Some recent headlines to consider:

• Motorola loses $3.6 billion

• Sprint Nextel announcesplans to cut 8,000 jobs

• Nokia's profits plunge 69 percent

• New subscriber growth at T-Mobile USA (which coincidentally offers the only Google Android phone in the U.S. market) suffers a steep decline.

•  While the fourth quarter is usually the best time of the year for carriers, global vendor shipments fell in the period by more than 12 percent compared with a year ago.

Strategy Analytics, Bernstein analysis

Against this backdrop, the (increasingly few) optimists out there believe that smartphones will ride to the rescue of the wireless industry. Ryan Reith of IDC put it this way:

"As long as operators are able to continue to subsidize these devices, and developers continue to enhance applications, then this segment will be a silver lining to an otherwise gloomy market."

That's the conventional wisdom and it might be the right prescription during a normal period. But we're living through such a rough patch that not only is North America reaching a cell phone saturation point, but even the optimists at IDC worry that sales may wilt in the face of weakening demand, currency volatility, and reduced access to credit.

In tech-obsessed areas, such as Northern California, New York, Boston, and Los Angeles, you'll find lots of people who have traded up and bought fancier, higher-margin smartphones. They are in the minority. Fact is that smartphones represent 17 percent of the 1.3 billion mobile handsets expected to be sold around the world this year.

The rest may be dying from iPhone envy or whatever. But they ain't close to signing their name to the line which is dotted. The culprit: the exorbitant cost of the various data service plans.

I'm not concerned here with the geeks, the cool kids with the big bank accounts or the corporate types who can justify the purchase to their bosses. For the average Joe, who already pays a fortune for subscription television and Internet service, paying a monthly data service on a smartphone qualifies as a luxury that can be postponed until normalcy returns.
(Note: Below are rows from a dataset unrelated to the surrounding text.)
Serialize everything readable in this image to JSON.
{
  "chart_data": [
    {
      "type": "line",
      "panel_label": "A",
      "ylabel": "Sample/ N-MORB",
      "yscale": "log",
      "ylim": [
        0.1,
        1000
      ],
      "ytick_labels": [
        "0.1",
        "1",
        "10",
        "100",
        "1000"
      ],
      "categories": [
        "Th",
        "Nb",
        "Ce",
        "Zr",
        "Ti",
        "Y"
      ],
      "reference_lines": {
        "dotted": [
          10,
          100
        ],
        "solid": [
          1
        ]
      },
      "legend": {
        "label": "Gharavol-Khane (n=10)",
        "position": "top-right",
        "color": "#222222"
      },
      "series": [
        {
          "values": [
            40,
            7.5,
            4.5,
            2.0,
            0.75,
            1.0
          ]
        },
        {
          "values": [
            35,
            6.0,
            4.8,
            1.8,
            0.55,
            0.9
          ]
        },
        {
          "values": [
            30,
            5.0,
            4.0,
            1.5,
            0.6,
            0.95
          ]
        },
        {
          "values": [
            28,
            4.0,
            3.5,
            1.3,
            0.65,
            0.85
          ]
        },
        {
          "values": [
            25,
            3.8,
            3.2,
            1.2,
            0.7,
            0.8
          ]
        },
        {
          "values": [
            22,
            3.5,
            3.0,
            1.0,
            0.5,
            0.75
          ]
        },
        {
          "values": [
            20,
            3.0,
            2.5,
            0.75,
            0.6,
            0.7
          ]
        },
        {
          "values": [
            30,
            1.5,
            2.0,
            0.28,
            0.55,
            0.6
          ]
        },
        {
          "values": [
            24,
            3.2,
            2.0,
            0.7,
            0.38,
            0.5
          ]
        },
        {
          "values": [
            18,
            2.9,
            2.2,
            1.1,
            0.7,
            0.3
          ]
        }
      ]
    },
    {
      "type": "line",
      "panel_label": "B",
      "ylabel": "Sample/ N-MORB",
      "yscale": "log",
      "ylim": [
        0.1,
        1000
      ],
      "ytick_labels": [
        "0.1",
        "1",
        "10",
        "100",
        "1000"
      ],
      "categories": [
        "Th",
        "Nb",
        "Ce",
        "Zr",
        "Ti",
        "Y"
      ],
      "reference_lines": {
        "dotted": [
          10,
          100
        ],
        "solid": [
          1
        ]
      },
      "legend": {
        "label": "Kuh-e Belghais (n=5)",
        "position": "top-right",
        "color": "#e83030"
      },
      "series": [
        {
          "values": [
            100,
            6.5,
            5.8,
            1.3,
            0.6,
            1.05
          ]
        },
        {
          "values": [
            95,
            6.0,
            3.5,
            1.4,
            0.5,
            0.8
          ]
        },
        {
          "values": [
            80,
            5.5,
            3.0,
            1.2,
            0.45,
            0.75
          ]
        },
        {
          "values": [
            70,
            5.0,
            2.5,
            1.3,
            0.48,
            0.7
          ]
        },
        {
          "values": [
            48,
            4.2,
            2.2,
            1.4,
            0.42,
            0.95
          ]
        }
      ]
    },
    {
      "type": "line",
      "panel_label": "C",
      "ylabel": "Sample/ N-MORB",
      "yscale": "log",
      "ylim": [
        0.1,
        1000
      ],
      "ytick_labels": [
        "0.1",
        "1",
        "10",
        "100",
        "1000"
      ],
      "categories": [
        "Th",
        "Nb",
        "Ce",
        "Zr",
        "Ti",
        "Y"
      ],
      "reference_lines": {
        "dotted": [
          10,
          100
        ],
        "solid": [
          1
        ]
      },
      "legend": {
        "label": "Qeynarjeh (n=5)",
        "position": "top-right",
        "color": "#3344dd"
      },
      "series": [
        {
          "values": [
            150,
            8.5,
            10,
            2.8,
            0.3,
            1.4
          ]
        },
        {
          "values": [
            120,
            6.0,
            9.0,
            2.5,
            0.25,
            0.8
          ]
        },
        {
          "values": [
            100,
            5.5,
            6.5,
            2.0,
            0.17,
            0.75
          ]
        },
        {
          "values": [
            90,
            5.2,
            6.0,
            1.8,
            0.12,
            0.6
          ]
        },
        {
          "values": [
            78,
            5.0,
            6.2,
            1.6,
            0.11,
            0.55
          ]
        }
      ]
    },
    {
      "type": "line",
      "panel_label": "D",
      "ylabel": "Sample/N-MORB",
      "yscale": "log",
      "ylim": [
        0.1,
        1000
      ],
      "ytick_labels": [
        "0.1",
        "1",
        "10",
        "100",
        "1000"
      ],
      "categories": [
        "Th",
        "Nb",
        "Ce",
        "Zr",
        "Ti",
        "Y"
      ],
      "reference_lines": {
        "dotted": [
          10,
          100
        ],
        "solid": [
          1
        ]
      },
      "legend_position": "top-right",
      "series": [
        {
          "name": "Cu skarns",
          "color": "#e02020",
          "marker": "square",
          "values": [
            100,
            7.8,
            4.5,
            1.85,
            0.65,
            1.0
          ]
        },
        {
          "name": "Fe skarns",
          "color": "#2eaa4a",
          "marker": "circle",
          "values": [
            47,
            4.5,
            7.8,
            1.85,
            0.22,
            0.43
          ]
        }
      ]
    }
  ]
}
A dowdy cell phone is more than enough to put you in touch with the wife and the kids and hey, you can also call Sal's Pizza for Saturday night delivery. Your cell phone may not run Google Latitude just yet. But trust me, Western civilization will survive.

In the meantime, I'd like to offer a modest proposal, courtesy of Bernstein Research's reliably incisive Toni Sacconaghi. In a note published Wednesday, Sacconaghi discussed the impact of the monthly charge for required data service and the effect on sales of Apple's iPhone. Here's the crux of the argument:

"Apple is effectively not participating in 83% of mobile handset market today. To more effectively address this part of the market, we believe Apple should offer an iPhone that does not require the user to sign up for a data plan. Note that we do not necessarily believe that a non-data plan iPhone needs to be priced significantly lower at retail than the current 3G iPhone ($199 in the US, with service contract), but waiving the data plan requirement alone would save users on the order of $30 per month, or $720 over two years-making it accessible to a much larger base of users."

Sacconaghi was writing about Apple and AT&T, but let's extend the analysis elsewhere. Maybe other carriers wind up subsidizing less of the upfront cost of their devices. (Or maybe not.)

That wouldn't be charity. There's a good business case to be made. In Apple's case, Sacconaghi estimates that a non-data plan iPhone represents an additional $7 billion in annual sales and $4 billion in gross profits (assuming 3 percent market share).

Of course, the carriers may deem this nonsense and instead decide to hold out as long as they can. It wouldn't be the first time they resisted change, but there are tens of millions of potential new subscribers up for grabs in an increasingly volatile world.